Les neuf juges doivent entendre les arguments oraux dans l'appel de Gerald Groff, un ancien facteur de Pennsylvanie. Les juridictions inférieures ont rejeté l'action en justice de M. Groff, estimant que le refus du service postal de l'exempter de la distribution du courrier le dimanche, jour où il observe le sabbat, ne constituait pas une violation de la loi fédérale contre la discrimination, car cette mesure imposerait des contraintes trop lourdes à ses collègues et à son employeur.

La Cour suprême, avec sa majorité conservatrice de 6 contre 3, a l'habitude d'étendre les droits religieux, se rangeant souvent du côté des plaignants chrétiens.
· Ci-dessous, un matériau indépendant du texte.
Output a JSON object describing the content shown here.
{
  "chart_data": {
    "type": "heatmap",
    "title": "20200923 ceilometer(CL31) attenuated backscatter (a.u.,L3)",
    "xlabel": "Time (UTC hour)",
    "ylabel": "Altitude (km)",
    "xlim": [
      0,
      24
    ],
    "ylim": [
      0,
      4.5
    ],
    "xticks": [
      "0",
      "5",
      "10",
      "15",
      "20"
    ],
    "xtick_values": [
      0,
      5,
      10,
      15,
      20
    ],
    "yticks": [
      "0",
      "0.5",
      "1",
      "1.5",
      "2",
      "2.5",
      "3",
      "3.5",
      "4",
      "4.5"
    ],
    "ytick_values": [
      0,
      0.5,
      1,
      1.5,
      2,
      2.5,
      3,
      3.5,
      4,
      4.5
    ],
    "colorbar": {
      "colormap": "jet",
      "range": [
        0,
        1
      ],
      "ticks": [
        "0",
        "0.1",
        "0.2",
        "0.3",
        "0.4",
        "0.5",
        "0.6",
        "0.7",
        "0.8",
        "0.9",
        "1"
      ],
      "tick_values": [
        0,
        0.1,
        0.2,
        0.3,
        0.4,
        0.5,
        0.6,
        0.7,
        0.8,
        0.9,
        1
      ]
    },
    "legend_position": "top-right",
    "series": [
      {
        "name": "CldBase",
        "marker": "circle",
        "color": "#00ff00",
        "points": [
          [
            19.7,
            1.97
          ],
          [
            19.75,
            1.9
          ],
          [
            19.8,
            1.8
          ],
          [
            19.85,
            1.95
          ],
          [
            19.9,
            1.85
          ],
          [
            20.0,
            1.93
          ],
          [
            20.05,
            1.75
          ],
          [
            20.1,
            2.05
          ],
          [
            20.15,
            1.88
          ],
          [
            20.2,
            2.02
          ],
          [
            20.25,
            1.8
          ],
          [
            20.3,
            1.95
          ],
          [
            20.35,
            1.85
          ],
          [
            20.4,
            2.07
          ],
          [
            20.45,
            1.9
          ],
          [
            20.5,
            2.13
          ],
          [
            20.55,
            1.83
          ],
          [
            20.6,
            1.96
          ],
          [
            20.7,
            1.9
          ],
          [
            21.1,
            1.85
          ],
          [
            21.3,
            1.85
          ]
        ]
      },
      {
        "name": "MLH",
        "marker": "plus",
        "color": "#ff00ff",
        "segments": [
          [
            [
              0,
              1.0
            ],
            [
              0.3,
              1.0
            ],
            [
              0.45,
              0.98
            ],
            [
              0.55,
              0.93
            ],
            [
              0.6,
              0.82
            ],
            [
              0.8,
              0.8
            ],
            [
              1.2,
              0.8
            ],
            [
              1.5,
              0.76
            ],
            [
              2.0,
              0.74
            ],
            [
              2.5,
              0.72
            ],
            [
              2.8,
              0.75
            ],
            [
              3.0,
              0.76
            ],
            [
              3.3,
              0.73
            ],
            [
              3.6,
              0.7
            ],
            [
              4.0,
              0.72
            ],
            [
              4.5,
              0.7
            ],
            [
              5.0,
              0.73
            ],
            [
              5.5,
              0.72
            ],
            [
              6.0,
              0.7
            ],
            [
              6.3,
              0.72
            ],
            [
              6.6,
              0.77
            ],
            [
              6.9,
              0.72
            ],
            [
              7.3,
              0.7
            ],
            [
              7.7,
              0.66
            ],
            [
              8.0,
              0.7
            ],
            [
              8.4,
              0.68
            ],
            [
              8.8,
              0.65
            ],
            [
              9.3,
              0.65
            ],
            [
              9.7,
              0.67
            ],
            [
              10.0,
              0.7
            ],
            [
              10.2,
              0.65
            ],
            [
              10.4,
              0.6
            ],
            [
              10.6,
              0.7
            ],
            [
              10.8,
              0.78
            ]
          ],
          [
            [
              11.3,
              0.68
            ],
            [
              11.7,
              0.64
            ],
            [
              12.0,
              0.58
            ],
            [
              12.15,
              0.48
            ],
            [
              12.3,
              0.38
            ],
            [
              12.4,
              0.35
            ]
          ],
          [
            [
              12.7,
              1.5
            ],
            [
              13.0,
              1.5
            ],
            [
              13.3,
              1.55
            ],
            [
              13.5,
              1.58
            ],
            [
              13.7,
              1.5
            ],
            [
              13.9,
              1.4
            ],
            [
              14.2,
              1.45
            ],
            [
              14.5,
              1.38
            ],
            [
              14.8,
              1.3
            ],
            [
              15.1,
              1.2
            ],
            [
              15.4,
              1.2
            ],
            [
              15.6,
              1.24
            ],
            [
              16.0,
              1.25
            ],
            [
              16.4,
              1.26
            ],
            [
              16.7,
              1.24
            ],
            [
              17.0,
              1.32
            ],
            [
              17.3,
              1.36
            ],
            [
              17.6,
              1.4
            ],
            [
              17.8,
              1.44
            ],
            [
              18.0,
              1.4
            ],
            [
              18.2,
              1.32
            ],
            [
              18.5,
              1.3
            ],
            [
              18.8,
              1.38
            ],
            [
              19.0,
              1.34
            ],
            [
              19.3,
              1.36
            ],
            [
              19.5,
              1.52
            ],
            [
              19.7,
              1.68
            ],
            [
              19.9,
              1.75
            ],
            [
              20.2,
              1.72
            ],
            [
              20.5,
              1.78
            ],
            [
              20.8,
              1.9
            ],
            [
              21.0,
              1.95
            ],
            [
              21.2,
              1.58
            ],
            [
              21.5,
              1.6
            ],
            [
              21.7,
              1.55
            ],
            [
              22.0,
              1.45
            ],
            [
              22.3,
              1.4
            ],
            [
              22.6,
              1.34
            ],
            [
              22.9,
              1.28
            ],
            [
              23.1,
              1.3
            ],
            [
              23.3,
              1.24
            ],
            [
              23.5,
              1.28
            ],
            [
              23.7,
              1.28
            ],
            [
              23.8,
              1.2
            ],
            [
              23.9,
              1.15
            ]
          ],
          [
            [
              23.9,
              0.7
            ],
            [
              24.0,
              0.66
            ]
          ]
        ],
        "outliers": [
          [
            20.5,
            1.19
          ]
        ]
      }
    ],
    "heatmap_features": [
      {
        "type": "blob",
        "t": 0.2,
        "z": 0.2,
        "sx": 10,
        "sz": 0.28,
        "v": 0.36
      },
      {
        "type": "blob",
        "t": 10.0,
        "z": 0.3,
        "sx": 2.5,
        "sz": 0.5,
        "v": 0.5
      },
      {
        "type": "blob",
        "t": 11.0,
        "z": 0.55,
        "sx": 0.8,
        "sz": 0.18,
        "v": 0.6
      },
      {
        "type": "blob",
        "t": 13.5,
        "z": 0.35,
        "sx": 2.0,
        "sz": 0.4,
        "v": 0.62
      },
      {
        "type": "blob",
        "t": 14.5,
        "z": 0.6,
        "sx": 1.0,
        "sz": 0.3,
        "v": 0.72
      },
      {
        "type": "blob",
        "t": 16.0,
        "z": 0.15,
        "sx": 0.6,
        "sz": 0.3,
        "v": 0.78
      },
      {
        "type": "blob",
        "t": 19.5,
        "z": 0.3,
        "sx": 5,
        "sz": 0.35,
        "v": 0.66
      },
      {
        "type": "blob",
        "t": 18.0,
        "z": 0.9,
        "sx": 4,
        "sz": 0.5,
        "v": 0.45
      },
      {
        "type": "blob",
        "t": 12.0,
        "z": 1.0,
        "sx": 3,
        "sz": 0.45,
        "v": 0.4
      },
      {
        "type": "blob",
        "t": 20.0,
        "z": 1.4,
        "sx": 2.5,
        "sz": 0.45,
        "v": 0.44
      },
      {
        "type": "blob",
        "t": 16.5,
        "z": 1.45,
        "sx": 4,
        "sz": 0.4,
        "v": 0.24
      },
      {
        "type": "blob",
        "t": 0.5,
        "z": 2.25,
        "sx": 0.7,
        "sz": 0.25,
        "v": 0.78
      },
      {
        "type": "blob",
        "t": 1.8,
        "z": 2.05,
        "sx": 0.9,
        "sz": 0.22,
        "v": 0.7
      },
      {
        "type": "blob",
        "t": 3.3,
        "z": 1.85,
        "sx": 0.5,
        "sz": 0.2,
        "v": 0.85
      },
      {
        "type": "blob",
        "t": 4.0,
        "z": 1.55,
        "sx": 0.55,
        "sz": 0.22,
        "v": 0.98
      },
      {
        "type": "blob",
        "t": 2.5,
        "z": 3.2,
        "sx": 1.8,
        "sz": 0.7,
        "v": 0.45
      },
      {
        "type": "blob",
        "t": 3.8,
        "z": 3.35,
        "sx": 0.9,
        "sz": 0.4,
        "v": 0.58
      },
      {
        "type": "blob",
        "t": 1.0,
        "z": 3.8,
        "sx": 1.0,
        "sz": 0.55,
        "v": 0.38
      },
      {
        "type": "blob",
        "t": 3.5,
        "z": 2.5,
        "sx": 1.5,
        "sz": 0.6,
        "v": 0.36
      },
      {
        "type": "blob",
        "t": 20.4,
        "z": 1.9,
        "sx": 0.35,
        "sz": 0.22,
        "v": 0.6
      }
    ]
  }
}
L'affaire Groff donne à la Cour une nouvelle chance de se prononcer en faveur d'un plaignant invoquant des préjugés religieux.

Des groupes représentant certaines religions minoritaires aux États-Unis, notamment l'islam, le judaïsme et l'hindouisme, ont soutenu Mme Groff dans cette affaire, affirmant qu'ils se voient refuser de manière disproportionnée des aménagements religieux, ce qui les oblige à choisir entre leur religion et leur emploi.

L'affaire de Mme Groff se fonde sur une loi fédérale de lutte contre la discrimination, le titre VII de la loi sur les droits civils de 1964, qui interdit la discrimination en matière d'emploi fondée sur la religion et d'autres facteurs tels que la race, le sexe et l'origine nationale.

En vertu du titre VII, les employeurs doivent tenir compte de l'observance ou des pratiques religieuses d'un travailleur, à moins que cela n'entraîne pour l'entreprise un "préjudice injustifié" - ce que la Cour suprême, dans une affaire de 1977 intitulée Trans World Airlines v. Hardison, a déterminé comme étant tout ce qui impose plus qu'un coût mineur, ou "de minimis".

Les avocats de Mme Groff ont demandé à la Cour suprême d'annuler le précédent Hardison et d'exiger des entreprises qu'elles démontrent l'existence d'une "difficulté ou d'une dépense significative" avant de refuser un aménagement.

Le litige a également suscité un débat sur la question de savoir si les personnes religieuses méritent légalement plus que d'autres d'avoir des jours de congé le week-end. Les syndicats représentant les travailleurs postaux ont exhorté les juges à prendre en considération les difficultés que les accommodements religieux entraînent pour les collègues qui, par exemple, perdent un jour pour se reposer ou passer du temps avec leur famille lorsqu'ils doivent remplacer des quarts de travail.

M. Groff travaillait en tant que "transporteur rural associé" dans le comté de Lancaster, en Pennsylvanie, un emploi qui l'obligeait à remplacer les transporteurs de carrière absents, y compris les week-ends. En 2013, le service postal, soucieux de rester rentable, a conclu un contrat avec Amazon.com pour la livraison de colis, y compris le dimanche.

Groff ne s'est pas présenté à son poste le dimanche. Les responsables de la poste ont cherché à accommoder Groff en essayant de faciliter les échanges de postes, mais ils n'ont pas toujours réussi. Les absences de M. Groff ont provoqué des tensions parmi les autres transporteurs qui devaient le remplacer, a déclaré le service postal. M. Groff a reçu plusieurs lettres disciplinaires et a démissionné en 2019.

L'année dernière, la 3e Cour d'appel du circuit américain, basée à Philadelphie, a rejeté ses demandes, estimant que l'exemption de Groff causait une "contrainte excessive" parce qu'elle mettait à rude épreuve les collègues et perturbait le flux de travail.